The present disclosure relates, in various exemplary embodiments, to display devices comprising a metal-organic mixed layer as part of an anode configuration. In particular, the present disclosure relates to display devices comprising a metal-organic mixed layer as part of an anode and operatively combined with an electron-accepting material. While the anode configurations are described with particular reference to organic light emitting devices (OLEDs), it will be appreciated that the anodes are amendable to other similar applications and display devices.
Organic light emitting devices (OLEDs) represent a promising technology for display applications. A typical organic light emitting device includes a first electrode; a luminescent region comprising one or more electroluminescent organic material(s); and a second electrode; wherein one of the first electrode and the second electrode functions as a hole-injecting anode, and the other electrode functions as an electron-injecting cathode; and wherein one of the first electrode and the second electrode is a front electrode, and the other electrode is a back electrode. The front electrode is transparent (or at least partially transparent) while the back electrode is usually highly reflective to light. When a voltage is applied across the first and second electrodes, light is emitted from the luminescent region and through the transparent front electrode. When viewed under high ambient illumination, the reflective back electrode reflects a substantial amount of the ambient illumination to the observer, which results in higher ratios of reflected illumination as compared to the device's own emission resulting in “washout” of the displayed image.
In order to improve the contrast of electroluminescent displays in general, light-absorbing layers as described, for example, in U.S. Pat. No. 4,287,449, or optical interference members as described, for example, in U.S. Pat. No. 5,049,780, have been used to reduce the ambient illumination reflection.
Other recent developments in reducing the reflection of ambient light in display devices have been directed to metal-organic mixed layers such as described in, for example, U.S. patent application Ser. No. 10/117,812, now U.S. Pat. No. 6,841,932, and U.S. patent application Ser. No. 10/401,238, which is published as U.S. Pat. Publication No. 2003/0234609. Other methods to reduce light reflection are addressed in U.S. Pat.
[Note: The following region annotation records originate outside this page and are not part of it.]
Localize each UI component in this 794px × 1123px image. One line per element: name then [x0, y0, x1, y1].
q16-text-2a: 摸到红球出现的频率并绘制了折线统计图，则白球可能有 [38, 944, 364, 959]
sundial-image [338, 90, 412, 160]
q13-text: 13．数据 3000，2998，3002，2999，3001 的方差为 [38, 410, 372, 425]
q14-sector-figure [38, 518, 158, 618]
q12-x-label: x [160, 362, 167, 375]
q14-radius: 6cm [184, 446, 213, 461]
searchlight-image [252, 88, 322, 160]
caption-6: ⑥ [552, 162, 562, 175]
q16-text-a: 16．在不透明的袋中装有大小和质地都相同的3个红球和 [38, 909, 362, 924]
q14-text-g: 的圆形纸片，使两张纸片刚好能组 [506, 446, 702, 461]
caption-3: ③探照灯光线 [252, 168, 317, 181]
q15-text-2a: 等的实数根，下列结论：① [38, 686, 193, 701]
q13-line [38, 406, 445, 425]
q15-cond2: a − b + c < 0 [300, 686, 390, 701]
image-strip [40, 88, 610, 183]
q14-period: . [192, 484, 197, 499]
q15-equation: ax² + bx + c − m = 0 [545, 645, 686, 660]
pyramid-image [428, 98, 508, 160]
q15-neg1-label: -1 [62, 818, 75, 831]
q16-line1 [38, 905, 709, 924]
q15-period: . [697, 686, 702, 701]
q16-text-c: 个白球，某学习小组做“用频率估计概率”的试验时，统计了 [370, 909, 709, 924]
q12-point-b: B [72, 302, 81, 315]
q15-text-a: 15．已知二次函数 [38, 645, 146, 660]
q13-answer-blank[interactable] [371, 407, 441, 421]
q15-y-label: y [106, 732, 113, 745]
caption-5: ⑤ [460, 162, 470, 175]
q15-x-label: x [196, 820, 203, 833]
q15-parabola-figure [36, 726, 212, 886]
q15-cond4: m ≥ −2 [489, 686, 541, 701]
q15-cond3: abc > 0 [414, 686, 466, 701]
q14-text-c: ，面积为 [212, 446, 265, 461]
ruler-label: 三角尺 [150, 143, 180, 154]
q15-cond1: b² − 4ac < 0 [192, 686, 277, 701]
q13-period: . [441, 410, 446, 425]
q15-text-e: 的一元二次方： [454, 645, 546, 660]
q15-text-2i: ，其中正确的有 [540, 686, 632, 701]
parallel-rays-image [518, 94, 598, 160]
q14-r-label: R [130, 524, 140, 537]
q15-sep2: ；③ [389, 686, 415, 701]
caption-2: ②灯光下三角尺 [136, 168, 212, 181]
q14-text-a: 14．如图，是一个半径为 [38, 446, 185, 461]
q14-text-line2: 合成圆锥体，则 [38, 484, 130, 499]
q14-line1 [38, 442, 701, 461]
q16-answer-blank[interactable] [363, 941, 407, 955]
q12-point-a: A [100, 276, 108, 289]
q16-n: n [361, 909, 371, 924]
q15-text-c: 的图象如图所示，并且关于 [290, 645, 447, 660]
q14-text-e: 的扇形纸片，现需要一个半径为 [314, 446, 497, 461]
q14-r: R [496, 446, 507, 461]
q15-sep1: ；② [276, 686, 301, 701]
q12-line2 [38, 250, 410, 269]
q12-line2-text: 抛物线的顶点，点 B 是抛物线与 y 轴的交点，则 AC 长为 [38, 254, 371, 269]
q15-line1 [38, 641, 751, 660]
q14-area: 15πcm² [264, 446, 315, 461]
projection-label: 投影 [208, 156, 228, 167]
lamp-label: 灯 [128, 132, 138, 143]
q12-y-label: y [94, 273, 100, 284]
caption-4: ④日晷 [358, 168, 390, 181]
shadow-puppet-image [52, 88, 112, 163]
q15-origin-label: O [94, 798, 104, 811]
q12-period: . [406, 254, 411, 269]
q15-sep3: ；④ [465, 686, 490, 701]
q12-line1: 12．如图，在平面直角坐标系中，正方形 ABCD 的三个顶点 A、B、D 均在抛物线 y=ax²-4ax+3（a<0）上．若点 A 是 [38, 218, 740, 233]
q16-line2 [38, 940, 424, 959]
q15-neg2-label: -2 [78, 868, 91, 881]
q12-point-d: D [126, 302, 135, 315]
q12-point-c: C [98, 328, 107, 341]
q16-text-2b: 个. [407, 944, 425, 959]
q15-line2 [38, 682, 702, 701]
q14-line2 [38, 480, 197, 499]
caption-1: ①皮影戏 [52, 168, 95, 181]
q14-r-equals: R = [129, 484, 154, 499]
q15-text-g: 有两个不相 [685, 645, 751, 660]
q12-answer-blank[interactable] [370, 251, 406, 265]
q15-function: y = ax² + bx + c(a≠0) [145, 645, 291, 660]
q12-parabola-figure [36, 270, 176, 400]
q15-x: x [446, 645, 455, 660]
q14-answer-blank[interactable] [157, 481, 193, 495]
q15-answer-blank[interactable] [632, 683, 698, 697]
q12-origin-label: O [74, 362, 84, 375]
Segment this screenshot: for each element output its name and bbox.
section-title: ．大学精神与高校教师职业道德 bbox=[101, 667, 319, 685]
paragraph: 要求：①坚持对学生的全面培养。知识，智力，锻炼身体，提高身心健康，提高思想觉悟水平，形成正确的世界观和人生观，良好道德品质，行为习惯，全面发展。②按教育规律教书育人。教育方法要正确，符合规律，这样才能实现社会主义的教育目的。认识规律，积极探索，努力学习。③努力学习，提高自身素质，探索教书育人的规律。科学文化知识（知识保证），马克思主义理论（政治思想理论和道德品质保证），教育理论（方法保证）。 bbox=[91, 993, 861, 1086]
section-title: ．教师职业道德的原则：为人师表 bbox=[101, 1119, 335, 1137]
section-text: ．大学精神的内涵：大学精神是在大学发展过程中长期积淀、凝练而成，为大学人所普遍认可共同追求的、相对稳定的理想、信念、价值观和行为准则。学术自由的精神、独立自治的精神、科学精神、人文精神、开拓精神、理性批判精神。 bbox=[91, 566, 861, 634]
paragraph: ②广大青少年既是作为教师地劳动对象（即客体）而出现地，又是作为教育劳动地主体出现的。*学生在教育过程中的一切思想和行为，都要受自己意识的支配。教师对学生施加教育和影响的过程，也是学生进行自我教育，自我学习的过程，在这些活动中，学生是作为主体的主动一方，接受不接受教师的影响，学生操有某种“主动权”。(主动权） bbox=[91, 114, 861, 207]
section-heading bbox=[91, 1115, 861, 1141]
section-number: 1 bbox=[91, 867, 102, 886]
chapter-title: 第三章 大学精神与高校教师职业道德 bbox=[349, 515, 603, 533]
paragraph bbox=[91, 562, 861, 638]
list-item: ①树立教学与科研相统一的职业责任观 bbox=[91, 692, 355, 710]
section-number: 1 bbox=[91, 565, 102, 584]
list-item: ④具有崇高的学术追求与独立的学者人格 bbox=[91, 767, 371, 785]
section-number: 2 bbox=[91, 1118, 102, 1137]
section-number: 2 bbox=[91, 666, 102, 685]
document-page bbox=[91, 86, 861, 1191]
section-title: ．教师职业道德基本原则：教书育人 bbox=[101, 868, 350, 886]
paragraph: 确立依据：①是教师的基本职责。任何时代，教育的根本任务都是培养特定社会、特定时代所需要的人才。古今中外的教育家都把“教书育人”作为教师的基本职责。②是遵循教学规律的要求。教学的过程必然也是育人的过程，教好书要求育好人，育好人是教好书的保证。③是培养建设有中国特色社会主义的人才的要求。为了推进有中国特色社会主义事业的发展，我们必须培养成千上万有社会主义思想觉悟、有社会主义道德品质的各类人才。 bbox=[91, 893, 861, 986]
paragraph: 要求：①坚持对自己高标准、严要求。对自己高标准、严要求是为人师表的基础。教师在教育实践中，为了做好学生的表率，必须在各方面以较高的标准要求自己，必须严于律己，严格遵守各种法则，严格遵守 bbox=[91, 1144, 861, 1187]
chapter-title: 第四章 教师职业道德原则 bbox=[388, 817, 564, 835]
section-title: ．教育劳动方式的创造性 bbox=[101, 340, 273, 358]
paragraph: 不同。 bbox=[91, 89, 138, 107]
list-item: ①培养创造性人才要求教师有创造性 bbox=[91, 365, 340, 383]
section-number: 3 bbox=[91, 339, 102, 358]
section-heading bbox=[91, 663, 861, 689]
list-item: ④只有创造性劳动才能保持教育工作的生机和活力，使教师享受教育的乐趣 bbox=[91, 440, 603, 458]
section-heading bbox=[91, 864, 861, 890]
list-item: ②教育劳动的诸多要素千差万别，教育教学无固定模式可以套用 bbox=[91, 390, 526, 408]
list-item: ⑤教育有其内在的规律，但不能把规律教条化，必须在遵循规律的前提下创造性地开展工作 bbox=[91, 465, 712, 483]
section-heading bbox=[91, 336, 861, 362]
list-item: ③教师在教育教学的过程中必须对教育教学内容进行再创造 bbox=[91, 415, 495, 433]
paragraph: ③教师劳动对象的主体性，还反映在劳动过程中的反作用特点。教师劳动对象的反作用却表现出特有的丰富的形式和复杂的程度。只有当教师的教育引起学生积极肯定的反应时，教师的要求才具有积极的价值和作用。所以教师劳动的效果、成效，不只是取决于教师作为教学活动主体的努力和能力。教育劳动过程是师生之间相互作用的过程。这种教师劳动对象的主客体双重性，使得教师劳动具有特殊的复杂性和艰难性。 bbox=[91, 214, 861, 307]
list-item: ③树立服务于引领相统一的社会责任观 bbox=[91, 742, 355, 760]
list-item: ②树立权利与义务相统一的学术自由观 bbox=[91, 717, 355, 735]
No. 6,750,609. These applications and patents are incorporated herein by reference in their entirety.
Anodes in display devices such as OLEDs are typically formed from materials such as ITO. The use of ITO has disadvantages, however, in that ITO cannot be readily fabricated by thermal vapor deposition techniques commonly used to make or form the other components of the OLED. An ITO anode usually requires more aggressive fabrication techniques such as sputtering and is therefore fabricated separately from the rest of the OLED to avoid damaging the relatively fragile organic stack and components of the adjacent layers. This results in an increase in both the time and cost required to manufacture or form a OLED structure. There is thus a need to provide a material or configuration for an anode that allows the anode to be formed using deposition techniques that are used to form the other layers of the OLED.
Additionally, non-reflective anodes (black anodes) are important for top-emitting devices in which the driving electronic circuitry is located on the anode side instead of the cathode side of the display device as in the case of regular bottom-emitting OLEDs. While metal-organic mixed layers as described in the afore mentioned patents and applications, have been demonstrated as suitable for a cathode, material incompatibility issues have posed problems for their use as non-reflective or black anodes.
Therefore, there is a need for new anode materials and/or configurations. A need exists for anode configurations and materials that are amenable to less aggressive deposition techniques such as, for example, thermal deposition. There is also a need for an anode configuration that allows for tuning the transparency or opacity of the anode to be controlled such that the anode and/or OLED may be made substantially reflective, substantially light absorbing (e.g. black), or substantially transmissive (e.g. transparent or semitransparent), as desired.